PAUL F. DE SOUZA
Le mythe du chef
Il est faux de prétendre que toutes les décisions doivent émaner d’un seul chef. Une pareille personnalité n’existe pas, faute d’omniscience et du temps nécessaire pour s’informer. En réalité, le responsable politique assume précisément la dernière décision le plus souvent par arbitrage de bon sens et en porte la responsabilité. Mais c’est une figure dont il ne faut pas exagérer le sens. Le plus souvent, la décision paraît émaner du sommet politique, mais c’est une image virtuelle, un effet d’optique pour les âmes simples.

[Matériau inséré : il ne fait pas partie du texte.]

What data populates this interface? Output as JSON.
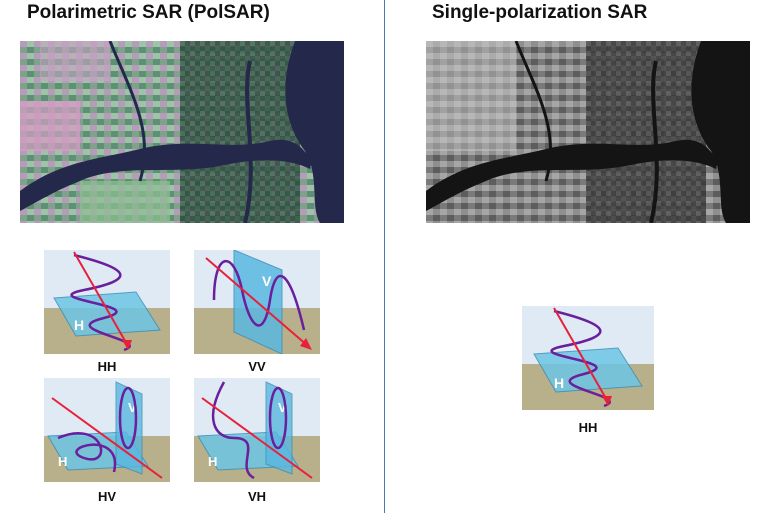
{
  "left_panel": {
    "title": "Polarimetric SAR (PolSAR)",
    "image_alt": "PolSAR false-color image",
    "tiles": [
      {
        "id": "hh",
        "caption": "HH",
        "plane_labels": [
          "H"
        ]
      },
      {
        "id": "vv",
        "caption": "VV",
        "plane_labels": [
          "V"
        ]
      },
      {
        "id": "hv",
        "caption": "HV",
        "plane_labels": [
          "H",
          "V"
        ]
      },
      {
        "id": "vh",
        "caption": "VH",
        "plane_labels": [
          "H",
          "V"
        ]
      }
    ]
  },
  "right_panel": {
    "title": "Single-polarization SAR",
    "image_alt": "single-polarization grayscale image",
    "tile": {
      "id": "hh-single",
      "caption": "HH",
      "plane_labels": [
        "H"
      ]
    }
  },
  "colors": {
    "divider": "#4a78b8",
    "arrow": "#e8203a",
    "wave": "#6a1f9c",
    "plane_h": "#6ec6e6",
    "plane_v": "#5ab8e0",
    "sky": "#dfeaf5",
    "ground": "#b8b08a",
    "river_polsar": "#24284a",
    "river_single": "#141414"
  }
}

Le plus souvent, les décisions résultent d’une concertation, d’une élaboration au sein de commissions d’experts. Elles ne remontent qu’exceptionnellement les degrés de l’échelle politique. Elles sont prises par délégation, au nom du gouvernement en place et c’est encore une fiction que ce collectif. Et cette élaboration est une garantie contre l’arbitraire ou les sottises.
Cette notion de responsabilité, c’est-à-dire de sanction (parfois symbolique : la chute du gouvernement), est essentielle à la démocratie : elle signifie que tout exercice du pouvoir est limité dans le temps et qu’il faudra rendre des comptes, attitude virile et d’affirmation du citoyen, et même moralisatrice de la vie politique, sans tabou, sans chef prédestiné, sans mage.
Politique et morale
Soulignons que tout mouvement autoritaire est refus de la confrontation, de l’écoute de l’autre et ainsi, méprise l’homme en lui déniant sa dignité. Et c’est pourquoi il est conduit à la violence quand les arguments ne suffisent plus et même l’anticipe, envers ceux que l’on traite suivant les époques de marginaux, de protestants, de juifs en boucs émissaires.

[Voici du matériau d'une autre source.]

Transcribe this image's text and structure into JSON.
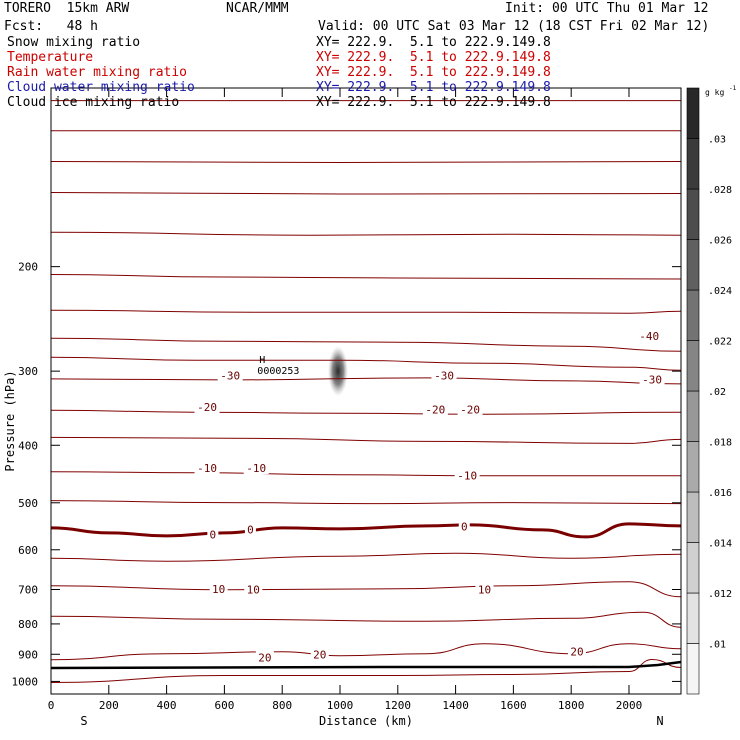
{
  "header": {
    "model": "TORERO  15km ARW",
    "center": "NCAR/MMM",
    "init": "Init: 00 UTC Thu 01 Mar 12",
    "fcst": "Fcst:   48 h",
    "valid": "Valid: 00 UTC Sat 03 Mar 12 (18 CST Fri 02 Mar 12)"
  },
  "fields": [
    {
      "label": "Snow mixing ratio",
      "xy": "XY= 222.9.  5.1 to 222.9.149.8",
      "color": "#000000"
    },
    {
      "label": "Temperature",
      "xy": "XY= 222.9.  5.1 to 222.9.149.8",
      "color": "#cc0000"
    },
    {
      "label": "Rain water mixing ratio",
      "xy": "XY= 222.9.  5.1 to 222.9.149.8",
      "color": "#cc0000"
    },
    {
      "label": "Cloud water mixing ratio",
      "xy": "XY= 222.9.  5.1 to 222.9.149.8",
      "color": "#1a1aaa"
    },
    {
      "label": "Cloud ice mixing ratio",
      "xy": "XY= 222.9.  5.1 to 222.9.149.8",
      "color": "#000000"
    }
  ],
  "chart_data": {
    "type": "contour-cross-section",
    "xlabel": "Distance (km)",
    "ylabel": "Pressure (hPa)",
    "xlim": [
      0,
      2180
    ],
    "x_ticks": [
      0,
      200,
      400,
      600,
      800,
      1000,
      1200,
      1400,
      1600,
      1800,
      2000
    ],
    "y_scale": "log",
    "ylim": [
      100,
      1050
    ],
    "y_ticks": [
      200,
      300,
      400,
      500,
      600,
      700,
      800,
      900,
      1000
    ],
    "x_end_labels": {
      "left": "S",
      "right": "N"
    },
    "colorbar": {
      "unit": "g kg",
      "unit_exp": "-1",
      "ticks": [
        ".01",
        ".012",
        ".014",
        ".016",
        ".018",
        ".02",
        ".022",
        ".024",
        ".026",
        ".028",
        ".03"
      ]
    },
    "high_marker": {
      "symbol": "H",
      "value": "0000253",
      "x": 790,
      "p": 300
    },
    "snow_maximum": {
      "x": 1000,
      "p": 300
    },
    "temperature_contours": {
      "color": "#800000",
      "freezing_level_color": "#7a0000",
      "ground_line_color": "#000000",
      "lines": [
        {
          "base_p": 105,
          "pts": [
            [
              0,
              0
            ],
            [
              800,
              0
            ],
            [
              1600,
              0
            ],
            [
              2180,
              0
            ]
          ]
        },
        {
          "base_p": 118,
          "pts": [
            [
              0,
              0
            ],
            [
              1000,
              0
            ],
            [
              2180,
              0
            ]
          ]
        },
        {
          "base_p": 133,
          "pts": [
            [
              0,
              0
            ],
            [
              1000,
              2
            ],
            [
              2180,
              0
            ]
          ]
        },
        {
          "base_p": 150,
          "pts": [
            [
              0,
              0
            ],
            [
              1000,
              3
            ],
            [
              2180,
              2
            ]
          ]
        },
        {
          "base_p": 175,
          "pts": [
            [
              0,
              0
            ],
            [
              900,
              6
            ],
            [
              1600,
              4
            ],
            [
              2180,
              6
            ]
          ]
        },
        {
          "base_p": 205,
          "pts": [
            [
              0,
              3
            ],
            [
              600,
              8
            ],
            [
              1200,
              10
            ],
            [
              2180,
              12
            ]
          ]
        },
        {
          "base_p": 235,
          "pts": [
            [
              0,
              4
            ],
            [
              700,
              8
            ],
            [
              1400,
              8
            ],
            [
              2000,
              10
            ],
            [
              2180,
              6
            ]
          ]
        },
        {
          "base_p": 262,
          "pts": [
            [
              0,
              4
            ],
            [
              600,
              10
            ],
            [
              1200,
              12
            ],
            [
              1800,
              20
            ],
            [
              2180,
              30
            ]
          ]
        },
        {
          "base_p": 282,
          "pts": [
            [
              0,
              4
            ],
            [
              500,
              10
            ],
            [
              1000,
              10
            ],
            [
              1500,
              16
            ],
            [
              2000,
              24
            ],
            [
              2180,
              30
            ]
          ]
        },
        {
          "base_p": 308,
          "pts": [
            [
              0,
              2
            ],
            [
              600,
              4
            ],
            [
              1300,
              0
            ],
            [
              1800,
              6
            ],
            [
              2180,
              12
            ]
          ]
        },
        {
          "base_p": 345,
          "pts": [
            [
              0,
              6
            ],
            [
              500,
              10
            ],
            [
              1000,
              12
            ],
            [
              1500,
              14
            ],
            [
              2180,
              10
            ]
          ]
        },
        {
          "base_p": 385,
          "pts": [
            [
              0,
              4
            ],
            [
              700,
              6
            ],
            [
              1300,
              12
            ],
            [
              2000,
              16
            ],
            [
              2180,
              8
            ]
          ]
        },
        {
          "base_p": 438,
          "pts": [
            [
              0,
              6
            ],
            [
              500,
              8
            ],
            [
              1000,
              12
            ],
            [
              1500,
              14
            ],
            [
              2180,
              14
            ]
          ]
        },
        {
          "base_p": 490,
          "pts": [
            [
              0,
              6
            ],
            [
              600,
              10
            ],
            [
              1100,
              12
            ],
            [
              1600,
              10
            ],
            [
              2180,
              12
            ]
          ]
        },
        {
          "base_p": 562,
          "freezing": true,
          "pts": [
            [
              0,
              -10
            ],
            [
              200,
              0
            ],
            [
              400,
              6
            ],
            [
              600,
              0
            ],
            [
              800,
              -10
            ],
            [
              1000,
              -8
            ],
            [
              1300,
              -14
            ],
            [
              1450,
              -16
            ],
            [
              1700,
              -6
            ],
            [
              1850,
              8
            ],
            [
              2000,
              -18
            ],
            [
              2180,
              -14
            ]
          ]
        },
        {
          "base_p": 620,
          "pts": [
            [
              0,
              0
            ],
            [
              400,
              6
            ],
            [
              1000,
              -4
            ],
            [
              1400,
              -10
            ],
            [
              1800,
              0
            ],
            [
              2180,
              -8
            ]
          ]
        },
        {
          "base_p": 690,
          "pts": [
            [
              0,
              0
            ],
            [
              600,
              8
            ],
            [
              1200,
              6
            ],
            [
              1600,
              0
            ],
            [
              2000,
              -8
            ],
            [
              2180,
              22
            ]
          ]
        },
        {
          "base_p": 795,
          "pts": [
            [
              0,
              -12
            ],
            [
              600,
              -6
            ],
            [
              1300,
              -2
            ],
            [
              1800,
              -8
            ],
            [
              2050,
              -20
            ],
            [
              2180,
              10
            ]
          ]
        },
        {
          "base_p": 905,
          "pts": [
            [
              0,
              8
            ],
            [
              400,
              -4
            ],
            [
              800,
              -8
            ],
            [
              1000,
              0
            ],
            [
              1300,
              -4
            ],
            [
              1500,
              -24
            ],
            [
              1800,
              -4
            ],
            [
              2000,
              -24
            ],
            [
              2180,
              -14
            ]
          ]
        },
        {
          "base_p": 985,
          "pts": [
            [
              0,
              10
            ],
            [
              600,
              -4
            ],
            [
              1200,
              -4
            ],
            [
              1600,
              -6
            ],
            [
              2000,
              -12
            ],
            [
              2080,
              -36
            ],
            [
              2180,
              -20
            ]
          ]
        }
      ],
      "labels": [
        {
          "text": "-40",
          "x": 2070,
          "p": 262
        },
        {
          "text": "-30",
          "x": 620,
          "p": 305
        },
        {
          "text": "-30",
          "x": 1360,
          "p": 305
        },
        {
          "text": "-30",
          "x": 2080,
          "p": 310
        },
        {
          "text": "-20",
          "x": 540,
          "p": 345
        },
        {
          "text": "-20",
          "x": 1330,
          "p": 348
        },
        {
          "text": "-20",
          "x": 1450,
          "p": 348
        },
        {
          "text": "-10",
          "x": 540,
          "p": 437
        },
        {
          "text": "-10",
          "x": 710,
          "p": 437
        },
        {
          "text": "-10",
          "x": 1440,
          "p": 450
        },
        {
          "text": "0",
          "x": 560,
          "p": 566
        },
        {
          "text": "0",
          "x": 690,
          "p": 555
        },
        {
          "text": "0",
          "x": 1430,
          "p": 548
        },
        {
          "text": "10",
          "x": 580,
          "p": 698
        },
        {
          "text": "10",
          "x": 700,
          "p": 700
        },
        {
          "text": "10",
          "x": 1500,
          "p": 700
        },
        {
          "text": "20",
          "x": 740,
          "p": 912
        },
        {
          "text": "20",
          "x": 930,
          "p": 900
        },
        {
          "text": "20",
          "x": 1820,
          "p": 890
        }
      ]
    }
  }
}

De même, idolâtrer quelque chef « prédestiné », c’est oublier que tout homme est sujet à l’erreur, que la vérité est souvent contingente, c’est méconnaître la nécessité en toute chose de la mesure, de la vérification, la stimulation qu’apporte toute vue critique.

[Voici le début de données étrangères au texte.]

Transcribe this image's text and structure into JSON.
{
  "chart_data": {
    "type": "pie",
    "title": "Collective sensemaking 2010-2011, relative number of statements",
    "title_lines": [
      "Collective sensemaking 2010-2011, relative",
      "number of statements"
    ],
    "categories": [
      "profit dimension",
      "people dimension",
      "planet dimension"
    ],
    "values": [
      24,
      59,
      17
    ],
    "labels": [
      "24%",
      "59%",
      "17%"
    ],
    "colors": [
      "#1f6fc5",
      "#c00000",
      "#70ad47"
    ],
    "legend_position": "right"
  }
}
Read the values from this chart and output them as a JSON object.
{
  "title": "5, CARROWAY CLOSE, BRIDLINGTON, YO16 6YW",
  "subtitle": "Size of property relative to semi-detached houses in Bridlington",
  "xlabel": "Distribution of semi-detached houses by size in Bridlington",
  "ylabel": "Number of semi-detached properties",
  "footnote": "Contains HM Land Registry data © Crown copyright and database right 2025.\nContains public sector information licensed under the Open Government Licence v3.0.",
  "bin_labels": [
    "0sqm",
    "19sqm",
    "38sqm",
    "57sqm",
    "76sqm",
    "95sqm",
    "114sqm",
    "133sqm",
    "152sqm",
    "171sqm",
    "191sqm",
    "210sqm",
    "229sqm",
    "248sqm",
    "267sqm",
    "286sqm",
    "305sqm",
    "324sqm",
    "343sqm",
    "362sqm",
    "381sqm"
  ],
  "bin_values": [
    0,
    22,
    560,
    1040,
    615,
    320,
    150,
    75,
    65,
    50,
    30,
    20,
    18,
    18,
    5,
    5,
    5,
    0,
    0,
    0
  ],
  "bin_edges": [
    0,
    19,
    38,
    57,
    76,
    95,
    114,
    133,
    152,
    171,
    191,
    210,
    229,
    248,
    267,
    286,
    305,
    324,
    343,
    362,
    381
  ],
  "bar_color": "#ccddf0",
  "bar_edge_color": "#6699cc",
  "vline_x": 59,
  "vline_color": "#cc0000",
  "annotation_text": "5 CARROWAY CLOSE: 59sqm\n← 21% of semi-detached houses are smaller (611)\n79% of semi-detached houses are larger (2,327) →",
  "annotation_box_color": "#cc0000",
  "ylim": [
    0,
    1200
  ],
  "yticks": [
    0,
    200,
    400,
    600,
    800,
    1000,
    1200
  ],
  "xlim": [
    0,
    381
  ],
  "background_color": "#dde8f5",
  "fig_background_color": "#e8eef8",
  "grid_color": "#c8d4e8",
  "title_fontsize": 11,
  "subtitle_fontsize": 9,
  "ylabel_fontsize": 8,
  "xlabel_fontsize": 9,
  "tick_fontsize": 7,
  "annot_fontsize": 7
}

Sur le plan des valeurs, c’est aussi tourner le dos à l’attitude réflexive, à ce contrôle permanent de l’esprit, à cet enrichissement par dépassement de soi et oubli de l’enflure de la personnalité. La démesure trans- forme l’homme, non en surhomme, mais en clown tragique et mégalomane dangereux. Les peuples qui s’abandonnent à un gouvernement despotique obtiennent ainsi une caricature de système politique, une démonstration réellement monstrueuse de ce que devrait être l’agencement des responsabilités dans la cité.
Une politique, qui ne s’aligne pas pour élever l’homme à des responsabilités plus étendues et d’un ordre plus élevé, est définitivement une perversion.